Em três dias de viagem Bolsonaro proferiu afirmações como: “O coronavírus não é isso tudo, muito do que se fala sobre crise é fantasia, e é melhor o preço do petróleo cair do que subir”. Donald Trump, na mesma linha alegou que seu governo estava fazendo um “ótimo trabalho” na contenção do vírus e fez predições dizendo que o número de infectados nos EUA, que na época se mantinha em cerca de 500, baixaria até chegar a zero em pouco tempo. O risco de contaminação ao longo da visita não era visto como uma possibilidade, nem pelo mandatário brasileiro e nem por aqueles que o acompanharam.
Mas, ao retornar ao Brasil, 23 membros da comitiva tiveram casos de Covid-19 confirmados, entre eles Augusto Heleno (Ministro-chefe do Gabinete de Segurança Institucional), Bento Albuquerque (Ministro de Minas e Energia), Marcos Troyjo (Secretário de comércio-exterior do Ministério da Economia), entre outros. O presidente Bolsonaro parece não ter sido contaminado, apesar de aceitar apresentar o resultado do seu exame apenas após o pedido do STF. Ficou evidente que os protocolos de segurança da Casa Branco não seguiam questões sanitárias. Sem saber, a comitiva brasileira representou uma ameaça aos EUA.

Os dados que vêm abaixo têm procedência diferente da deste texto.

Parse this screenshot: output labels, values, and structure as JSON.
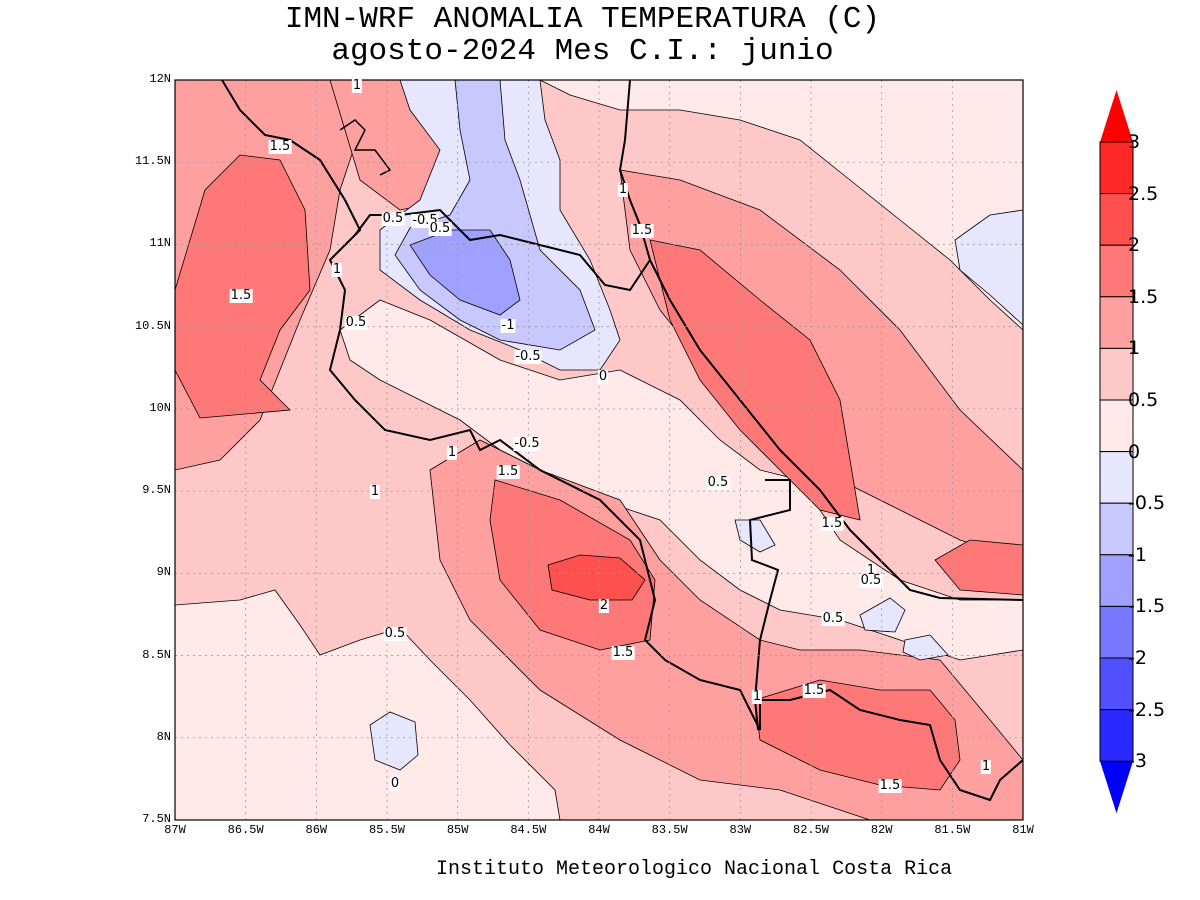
{
  "title": {
    "line1": "IMN-WRF  ANOMALIA TEMPERATURA (C)",
    "line2": "agosto-2024 Mes C.I.: junio"
  },
  "footer": "Instituto Meteorologico Nacional Costa Rica",
  "map": {
    "lat_ticks": [
      "12N",
      "11.5N",
      "11N",
      "10.5N",
      "10N",
      "9.5N",
      "9N",
      "8.5N",
      "8N",
      "7.5N"
    ],
    "lon_ticks": [
      "87W",
      "86.5W",
      "86W",
      "85.5W",
      "85W",
      "84.5W",
      "84W",
      "83.5W",
      "83W",
      "82.5W",
      "82W",
      "81.5W",
      "81W"
    ],
    "contour_labels": [
      "1",
      "1.5",
      "0.5",
      "-0.5",
      "0.5",
      "1",
      "1.5",
      "0.5",
      "-1",
      "-0.5",
      "0",
      "1",
      "1.5",
      "-0.5",
      "1",
      "1.5",
      "1",
      "0.5",
      "1.5",
      "1",
      "0.5",
      "2",
      "0.5",
      "0.5",
      "1.5",
      "1",
      "1.5",
      "0",
      "1.5",
      "1"
    ]
  },
  "colorbar": {
    "labels": [
      "3",
      "2.5",
      "2",
      "1.5",
      "1",
      "0.5",
      "0",
      "-0.5",
      "-1",
      "-1.5",
      "-2",
      "-2.5",
      "-3"
    ],
    "colors": [
      "#ff0000",
      "#ff2828",
      "#ff5050",
      "#ff7878",
      "#ffa0a0",
      "#ffc8c8",
      "#ffe9e9",
      "#e6e6ff",
      "#c8c8ff",
      "#a0a0ff",
      "#7878ff",
      "#5050ff",
      "#2828ff",
      "#0000ff"
    ]
  }
}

Pouco tempo depois da visita, os Estados Unidos começaram a acusar o Estado chinês de ter criado o vírus em laboratório. Essas afirmações acabaram sendo reverberadas pelo Ministro das Relações Exteriores do Brasil, Ernesto Araújo e pelo filho do presidente, Eduardo Bolsonaro. As acusações levaram a embaixada chinesa no Brasil a exigir pedido de desculpas. Ambos presidentes também passaram a acusar a mídia e a oposição de quererem criar pânico social e defenderam, sem comprovações científicas, o uso da hidroxicloroquina como medicação e prevenção e combate ao Covid-19, o que causou uma corrida às farmácias nos dois países.
Discurso negacionista
O discurso negacionista do presidente dos Estados Unidos resistiu às piores previsões feitas por especialistas. No entanto, os números assustadores apresentados pelo estado de Nova York em meados de março, e a cobertura massiva da mídia, que mostrava caminhões refrigerados cheios de vítimas do vírus do lado de fora de vários hospitais, o alcance nacional do vírus e o cancelamento de eventos esportivos fizeram com que Donald Trump alterasse o tom do discurso.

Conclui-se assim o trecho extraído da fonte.